15 Temmuz, bu topraklara kastedenlerin hiç beklemedikleri şekilde büyük mağlubiyetleriyle sonuçlandı. Maşalar da, maşaları tutanlar da hala bu mağlubiyete inanamıyorlar. 16 Nisan ise, cephede milletimizin feraseti ile kazanılmış zaferin masa başı rövanşı idi. Millet cephede kazandığı zaferini masa başında da kaybetmedi. Hainler de, onların hamileri de bir kez daha mağlup oldular. Tıpkı bin yıldan buyana mağlup oldukları gibi. 

Türkiye'de maalesef hadiselere yüzünden bakılıyor. Derinlemesine analizler yapılmıyor. Geçirdiğimiz travmanın büyüklüğü hala konuyu derinlemesine incelememize fırsat vermedi. Darbe girişiminin ardından referandum yoğunluğu yaşanınca dikkatler başka yöne kaydı. 

15 Temmuz ülkeyi Suriye'ye çevirmenin fitilinin ateşlenmeye çalışıldığı tarihti. Önce karıştıracaklar, sonra savaştıracaklar, sonra da barış havarileri olarak ortaya çıkacak ülkeyi bilmem kaç parçaya böleceklerdi. On yıllar sürecek bir iç savaşın ardından "denize düşen yılana sarılacak” ve bu sözde barış havarilerinin bir dediğini iki etmeyecekti. Tıpkı Afganistan'da olduğu gibi. Tıpkı Irak'ta olduğu gibi. Tıpkı Libya'da olduğu gibi. Ve tıpkı son olarak Suriye ve Yemen'de devam ettiği gibi. 

Ülkeyi parçalayıp birkaç devletçik oluşturmakla yetinecekler miydi? Hayır. O, birinci adımları olacaktı. Ardından Endülüs'te yaptıkları gibi, Bizans toprakları olarak kabul ettikleri Anadolu'dan bizi atmak için planın ikinci aşamasına geçeceklerdi. 

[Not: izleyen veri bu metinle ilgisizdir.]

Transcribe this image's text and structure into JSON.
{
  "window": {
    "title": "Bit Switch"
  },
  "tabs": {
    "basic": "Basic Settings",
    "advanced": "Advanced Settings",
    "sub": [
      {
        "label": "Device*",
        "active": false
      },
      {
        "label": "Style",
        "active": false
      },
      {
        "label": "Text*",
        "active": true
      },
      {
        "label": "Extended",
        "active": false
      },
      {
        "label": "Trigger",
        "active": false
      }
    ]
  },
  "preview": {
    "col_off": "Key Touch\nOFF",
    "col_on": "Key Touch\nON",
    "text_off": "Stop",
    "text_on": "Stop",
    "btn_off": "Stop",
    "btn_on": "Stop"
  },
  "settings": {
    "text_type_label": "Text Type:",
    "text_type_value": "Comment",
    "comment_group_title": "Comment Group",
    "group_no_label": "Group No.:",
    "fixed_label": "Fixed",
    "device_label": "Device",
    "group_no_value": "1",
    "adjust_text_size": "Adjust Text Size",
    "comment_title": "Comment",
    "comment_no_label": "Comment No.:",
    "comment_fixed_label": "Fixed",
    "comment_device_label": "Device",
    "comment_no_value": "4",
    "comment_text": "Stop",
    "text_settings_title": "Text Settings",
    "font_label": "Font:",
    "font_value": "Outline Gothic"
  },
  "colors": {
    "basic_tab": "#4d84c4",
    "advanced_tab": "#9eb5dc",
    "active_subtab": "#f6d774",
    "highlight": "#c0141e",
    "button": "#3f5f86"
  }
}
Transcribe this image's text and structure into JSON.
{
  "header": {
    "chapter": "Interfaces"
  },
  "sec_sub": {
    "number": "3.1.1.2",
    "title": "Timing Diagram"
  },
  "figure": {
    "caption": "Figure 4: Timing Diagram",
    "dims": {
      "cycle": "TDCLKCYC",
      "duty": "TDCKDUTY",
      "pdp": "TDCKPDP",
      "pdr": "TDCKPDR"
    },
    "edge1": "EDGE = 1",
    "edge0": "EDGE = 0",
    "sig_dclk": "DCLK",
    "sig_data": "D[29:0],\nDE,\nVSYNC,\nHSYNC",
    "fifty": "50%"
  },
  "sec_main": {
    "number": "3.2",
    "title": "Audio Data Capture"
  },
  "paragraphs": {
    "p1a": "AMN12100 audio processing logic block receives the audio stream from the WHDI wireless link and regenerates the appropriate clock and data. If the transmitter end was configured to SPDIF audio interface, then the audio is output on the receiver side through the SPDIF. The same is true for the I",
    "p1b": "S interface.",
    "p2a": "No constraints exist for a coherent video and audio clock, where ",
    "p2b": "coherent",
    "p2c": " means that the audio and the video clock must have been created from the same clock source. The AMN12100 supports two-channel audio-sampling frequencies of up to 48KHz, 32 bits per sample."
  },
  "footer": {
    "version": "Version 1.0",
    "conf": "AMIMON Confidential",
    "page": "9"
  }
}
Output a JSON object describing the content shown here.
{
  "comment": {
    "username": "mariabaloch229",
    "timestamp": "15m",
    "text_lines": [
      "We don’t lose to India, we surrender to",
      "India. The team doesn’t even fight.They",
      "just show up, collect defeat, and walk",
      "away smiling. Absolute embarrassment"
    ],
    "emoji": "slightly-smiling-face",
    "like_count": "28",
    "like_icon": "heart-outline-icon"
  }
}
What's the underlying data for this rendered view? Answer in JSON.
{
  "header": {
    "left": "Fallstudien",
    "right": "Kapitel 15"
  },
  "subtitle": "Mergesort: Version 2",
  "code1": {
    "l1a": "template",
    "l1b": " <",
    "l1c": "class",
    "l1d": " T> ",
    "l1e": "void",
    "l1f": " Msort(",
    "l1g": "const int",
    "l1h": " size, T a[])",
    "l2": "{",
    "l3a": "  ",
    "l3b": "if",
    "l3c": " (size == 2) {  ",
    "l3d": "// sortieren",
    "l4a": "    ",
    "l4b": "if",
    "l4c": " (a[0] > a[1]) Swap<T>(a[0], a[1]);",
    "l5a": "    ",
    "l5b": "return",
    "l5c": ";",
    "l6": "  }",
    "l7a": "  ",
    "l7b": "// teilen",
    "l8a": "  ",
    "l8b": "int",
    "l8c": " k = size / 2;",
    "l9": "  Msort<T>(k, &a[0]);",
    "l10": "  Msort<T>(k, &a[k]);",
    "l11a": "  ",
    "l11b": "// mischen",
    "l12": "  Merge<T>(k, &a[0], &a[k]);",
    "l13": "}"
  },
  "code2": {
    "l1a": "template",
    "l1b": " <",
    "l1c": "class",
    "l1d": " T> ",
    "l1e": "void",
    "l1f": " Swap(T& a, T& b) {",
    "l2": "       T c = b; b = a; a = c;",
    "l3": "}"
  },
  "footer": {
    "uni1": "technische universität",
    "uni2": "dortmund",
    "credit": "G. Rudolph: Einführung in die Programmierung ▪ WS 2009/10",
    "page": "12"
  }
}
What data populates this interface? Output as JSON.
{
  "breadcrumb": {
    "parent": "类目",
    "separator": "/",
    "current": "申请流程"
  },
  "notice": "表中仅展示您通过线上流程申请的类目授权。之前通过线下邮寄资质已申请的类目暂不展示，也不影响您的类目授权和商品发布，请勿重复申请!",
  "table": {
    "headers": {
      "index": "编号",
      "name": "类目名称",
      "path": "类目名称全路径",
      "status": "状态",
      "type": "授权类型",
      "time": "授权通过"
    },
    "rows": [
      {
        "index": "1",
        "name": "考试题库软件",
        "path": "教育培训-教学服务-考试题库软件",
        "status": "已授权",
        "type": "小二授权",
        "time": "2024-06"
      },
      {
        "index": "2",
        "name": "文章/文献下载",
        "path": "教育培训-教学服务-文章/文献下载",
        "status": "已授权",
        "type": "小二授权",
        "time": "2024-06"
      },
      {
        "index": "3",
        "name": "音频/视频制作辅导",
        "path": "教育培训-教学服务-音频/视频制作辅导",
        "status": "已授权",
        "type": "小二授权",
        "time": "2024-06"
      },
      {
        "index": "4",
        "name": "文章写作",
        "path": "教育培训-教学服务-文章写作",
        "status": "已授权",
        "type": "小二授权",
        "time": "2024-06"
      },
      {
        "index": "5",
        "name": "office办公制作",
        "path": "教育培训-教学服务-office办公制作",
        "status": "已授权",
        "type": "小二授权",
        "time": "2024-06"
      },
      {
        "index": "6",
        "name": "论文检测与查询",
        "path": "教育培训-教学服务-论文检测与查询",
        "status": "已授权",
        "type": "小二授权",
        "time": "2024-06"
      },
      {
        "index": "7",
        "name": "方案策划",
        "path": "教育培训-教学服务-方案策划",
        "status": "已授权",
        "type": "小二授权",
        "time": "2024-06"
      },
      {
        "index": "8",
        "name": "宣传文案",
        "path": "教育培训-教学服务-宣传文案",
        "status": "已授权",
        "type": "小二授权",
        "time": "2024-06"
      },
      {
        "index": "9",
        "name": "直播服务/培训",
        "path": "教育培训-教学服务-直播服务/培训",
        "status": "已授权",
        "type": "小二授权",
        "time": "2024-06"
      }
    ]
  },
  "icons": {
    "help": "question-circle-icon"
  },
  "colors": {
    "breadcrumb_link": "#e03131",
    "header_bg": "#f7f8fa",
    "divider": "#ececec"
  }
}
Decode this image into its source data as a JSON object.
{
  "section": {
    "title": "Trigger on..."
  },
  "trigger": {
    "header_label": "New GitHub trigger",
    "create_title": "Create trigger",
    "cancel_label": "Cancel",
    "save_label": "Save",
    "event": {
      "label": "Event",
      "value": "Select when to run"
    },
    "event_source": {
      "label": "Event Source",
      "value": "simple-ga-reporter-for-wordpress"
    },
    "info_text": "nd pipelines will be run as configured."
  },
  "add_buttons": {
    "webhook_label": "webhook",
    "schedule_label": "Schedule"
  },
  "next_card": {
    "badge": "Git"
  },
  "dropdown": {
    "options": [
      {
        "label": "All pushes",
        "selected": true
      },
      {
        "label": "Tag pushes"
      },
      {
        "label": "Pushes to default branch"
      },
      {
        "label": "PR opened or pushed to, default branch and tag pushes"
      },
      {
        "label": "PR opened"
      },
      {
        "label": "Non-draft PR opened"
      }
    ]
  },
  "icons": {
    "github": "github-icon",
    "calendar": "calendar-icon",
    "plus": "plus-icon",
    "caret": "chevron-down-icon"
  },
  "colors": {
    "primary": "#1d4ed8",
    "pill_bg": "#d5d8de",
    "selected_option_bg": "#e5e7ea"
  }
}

Hiç şüpheniz olmasın ki, ülke topraklarımızın batısında ve kuzeyinde yer alan güçlerin bin yıllık rüyası bu. Bu rüyadan hiçbir zaman vazgeçmediler. Bize düşen atalarımızın dediği şu sözü hiç mi hiç unutmamak. "Su uyur, düşman uyumaz”. Yani "asker uyur, düşman uyumaz”. Bizim uyumamamız gerekir, askerimizin-polisimizin- yöneticilerimizin uyumaması gerekir. Günün birinde rehavete kapılır da uyursak 2. Endülüs olacağımızdan kimsenin şüphesi olmasın. Bunlar öldürmekten, yok etmekten, zulümden zevk alan bir medeniyetin çocukları. Dün de böyleydiler, bugün de böyleler. Siz hiç Irak'ta, Yemen'de, Suriye'de, Libya'da ölenlere acıdıklarını gördünüz mü?  Siz hiç bunların birkaç mülteciye insanlık adına sahip çıktıklarını duydunuz mu? Ama sınırda geçen mazlumları çelme takarak düşürdüklerini bütün dünya gördü. 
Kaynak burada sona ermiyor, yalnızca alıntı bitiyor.